# Leaving job voluntarily?



## john_cappa (25 Oct 2011)

My wife works 3 days a week and gets paid around 200 euro. She does not claim for the other days she does not work.

She wants to leave her job due to difficulties in the work place that have been getting progressively worse over the last number of years. 

Can she claim dole/jsa or what ever it is called these days if she leaves her job of her own accord??


----------



## ClubMan (25 Oct 2011)

Leaving a job voluntarily may disqualify one from _Jobseeker's Benefit _(_PRSI _linked, not means tested) or _Jobseeker's Allowance _(means tested) for a number of (up to 9) weeks. Whether she qualifies for one or other depends on her _PRSI _contribution history and other details about your joint circumstances. Difficult to say without more info. Check out the _SW _and _CI _sites for some summary info about these and other SW payment schemes:

www.welfare.ie
www.citizensinformation.ie


----------



## Ildánach (25 Oct 2011)

There are two factors to take into account.

The first, as outlined above, is whether she will be disqualified for leaving the job of her own accord.  THe deciding officer for Jobseekers will make this call, and may impose a disqualification of up to 9 weeks.  The decision can be appealed if you don't agree with it.  The key is whether it was reasonable for her to leave the job.  If the deciding officer (or appeals officer) agrees that it was reasonable, then she won't face any disqualification.

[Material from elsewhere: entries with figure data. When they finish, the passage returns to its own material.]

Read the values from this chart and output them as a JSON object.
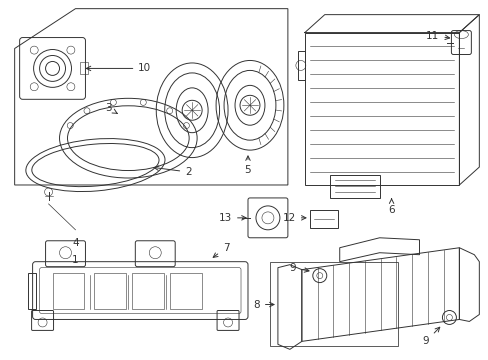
{
  "bg_color": "#ffffff",
  "fig_width": 4.89,
  "fig_height": 3.6,
  "dpi": 100,
  "line_color": "#333333",
  "light_color": "#888888",
  "lw": 0.7,
  "lw_thin": 0.4,
  "lw_thick": 1.0,
  "label_fontsize": 7.5
}
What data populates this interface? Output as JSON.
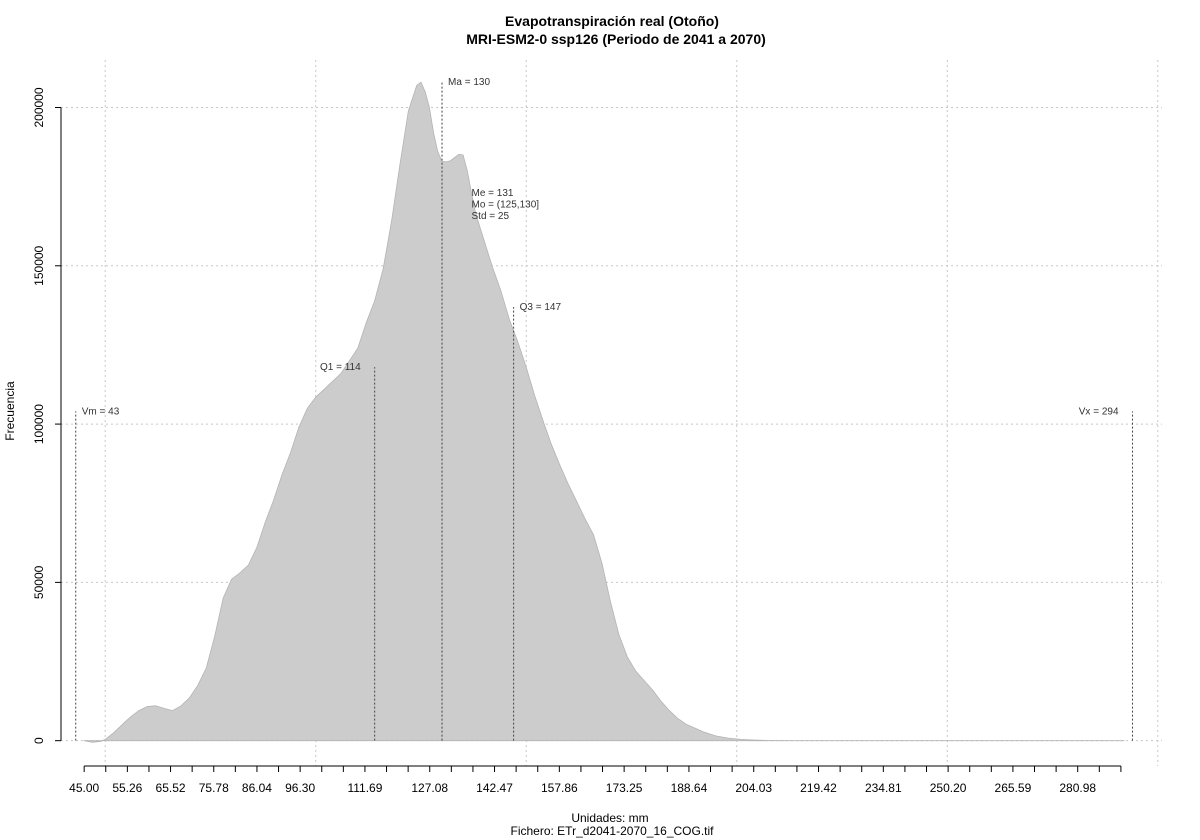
{
  "chart_data": {
    "type": "area",
    "title": "Evapotranspiración real (Otoño)",
    "subtitle": "MRI-ESM2-0 ssp126 (Periodo de 2041 a 2070)",
    "xlabel": "Unidades: mm",
    "caption": "Fichero: ETr_d2041-2070_16_COG.tif",
    "ylabel": "Frecuencia",
    "xlim": [
      39.5,
      301
    ],
    "ylim": [
      -8000,
      215000
    ],
    "x_ticks": [
      45.0,
      55.26,
      65.52,
      75.78,
      86.04,
      96.3,
      111.69,
      127.08,
      142.47,
      157.86,
      173.25,
      188.64,
      204.03,
      219.42,
      234.81,
      250.2,
      265.59,
      280.98
    ],
    "x_tick_labels": [
      "45.00",
      "55.26",
      "65.52",
      "75.78",
      "86.04",
      "96.30",
      "111.69",
      "127.08",
      "142.47",
      "157.86",
      "173.25",
      "188.64",
      "204.03",
      "219.42",
      "234.81",
      "250.20",
      "265.59",
      "280.98"
    ],
    "minor_ticks": [
      50.13,
      60.39,
      70.65,
      80.91,
      91.17,
      101.43,
      106.56,
      116.82,
      121.95,
      132.21,
      137.34,
      147.6,
      152.73,
      162.99,
      168.12,
      178.38,
      183.51,
      193.77,
      198.9,
      209.16,
      214.29,
      224.55,
      229.68,
      239.94,
      245.07,
      255.33,
      260.46,
      270.72,
      275.85,
      286.11,
      291.24
    ],
    "y_ticks": [
      0,
      50000,
      100000,
      150000,
      200000
    ],
    "y_tick_labels": [
      "0",
      "50000",
      "100000",
      "150000",
      "200000"
    ],
    "x_grid": [
      50,
      100,
      150,
      200,
      250,
      300
    ],
    "grid": true,
    "fill_color": "#cccccc",
    "series": [
      {
        "x": [
          45,
          47,
          49,
          50,
          52,
          54,
          56,
          58,
          60,
          62,
          64,
          66,
          68,
          70,
          72,
          74,
          76,
          78,
          80,
          82,
          84,
          86,
          88,
          90,
          92,
          94,
          96,
          98,
          100,
          102,
          104,
          106,
          108,
          110,
          112,
          114,
          116,
          118,
          120,
          122,
          124,
          125,
          126,
          127,
          128,
          129,
          130,
          131,
          132,
          133,
          134,
          135,
          136,
          137,
          138,
          140,
          142,
          144,
          146,
          148,
          150,
          152,
          154,
          156,
          158,
          160,
          162,
          164,
          166,
          168,
          170,
          172,
          174,
          176,
          178,
          180,
          182,
          184,
          186,
          188,
          190,
          192,
          195,
          198,
          201,
          204,
          207,
          210,
          213,
          216,
          220,
          225,
          230,
          240,
          250,
          260,
          270,
          280,
          290,
          292
        ],
        "values": [
          0,
          -500,
          -200,
          400,
          2500,
          5000,
          7500,
          9500,
          10800,
          11000,
          10200,
          9500,
          11000,
          13500,
          17500,
          23000,
          33000,
          45000,
          51000,
          53000,
          55500,
          61000,
          69000,
          76000,
          84000,
          91000,
          99000,
          105000,
          108500,
          111000,
          113500,
          116000,
          120000,
          124000,
          132000,
          139000,
          149000,
          164000,
          182000,
          199000,
          207000,
          208000,
          205000,
          200000,
          192000,
          186000,
          183000,
          182800,
          183200,
          184200,
          185200,
          185000,
          180000,
          173000,
          166500,
          158000,
          149500,
          142000,
          133000,
          126000,
          118000,
          109000,
          101000,
          93500,
          87000,
          81000,
          75500,
          70000,
          65000,
          56000,
          44000,
          33500,
          26500,
          22000,
          19000,
          16000,
          12500,
          9500,
          7000,
          5200,
          4000,
          2800,
          1500,
          800,
          400,
          200,
          100,
          50,
          25,
          12,
          5,
          2,
          1,
          0,
          0,
          0,
          0,
          0,
          0,
          0
        ]
      }
    ],
    "stat_lines": [
      {
        "label": "Vm = 43",
        "x": 43,
        "top": 104000,
        "label_side": "right"
      },
      {
        "label": "Q1 = 114",
        "x": 114,
        "top": 118000,
        "label_side": "left"
      },
      {
        "label": "Ma = 130",
        "x": 130,
        "top": 208000,
        "label_side": "right"
      },
      {
        "label": "Q3 = 147",
        "x": 147,
        "top": 137000,
        "label_side": "right"
      },
      {
        "label": "Vx = 294",
        "x": 294,
        "top": 104000,
        "label_side": "left"
      }
    ],
    "stats_block": [
      "Me = 131",
      "Mo = (125,130]",
      "Std = 25"
    ],
    "stats_block_anchor": {
      "x": 137,
      "y": 172000
    }
  }
}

The other factor is known as the Genuinely Seeking Work criterion.  This is where they assess whether you are genuinely seeking work.  If she has given up a job, they may come to the conclusion that she is not seeking alternative employment.  If they decide this, then they will refuse your application.  Again, this can be appealed if you disagree.  The onus is on the claimant to show evidence that they are Genuinely Seeking Work.


----------



## dereko1969 (25 Oct 2011)

Ildánach said:


> There are two factors to take into account.
> 
> The first, as outlined above, is whether she will be disqualified for leaving the job of her own accord. THe deciding officer for Jobseekers will make this call, and may impose a disqualification of up to 9 weeks. The decision can be appealed if you don't agree with it. The key is whether it was reasonable for her to leave the job. If the deciding officer (or appeals officer) agrees that it was reasonable, then she won't face any disqualification.
> 
> *The other factor is known as the Genuinely Seeking Work criterion. This is where they assess whether you are genuinely seeking work. If she has given up a job, they may come to the conclusion that she is not seeking alternative employment. If they decide this, then they will refuse your application. Again, this can be appealed if you disagree. The onus is on the claimant to show evidence that they are Genuinely Seeking Work*.


 
Would the fact that she hasn't been claiming for the other days in the week count against her as genuinely seeking work?


----------



## john_cappa (25 Oct 2011)

She wasnt claiming for the other days as we were not aware that she could to be honest. We assumed once you are earning the same as the dole (around 200) then you wont get any extra from SW.


----------



## Ildánach (27 Oct 2011)

john_cappa said:


> She wasnt claiming for the other days as we were not aware that she could to be honest. We assumed once you are earning the same as the dole (around 200) then you wont get any extra from SW.



Claiming or not claiming for other days is irrelevant.  Its all down to:

1.  Whether she left her job unreasonably
2.  Whether she is genuinely seeking, available for and capable of, full-time work


----------



## Time (27 Oct 2011)

The problem will be the DO will write to the former employer and ask. The former employer is likely to say the OP left for no good reason. Bang! DO will accept this and a disqualification will happen.


----------



## Ildánach (27 Oct 2011)

Time said:


> The problem will be the DO will write to the former  employer and ask. The former employer is likely to say the OP left for  no good reason. Bang! DO will accept this and a disqualification will  happen.



The Deciding Officer will at the very least have to give you an opportunity to put your case forward.  It is also possible that a disqualification of  less than 9 weeks will be applied, depending on the circumstances.


----------



## Time (27 Oct 2011)

I was in the exact same situation some 10 years ago and the DO told me because the former employer said I had left of my own volition and that they were a reputable employer there was no way I could not be disqualified.


----------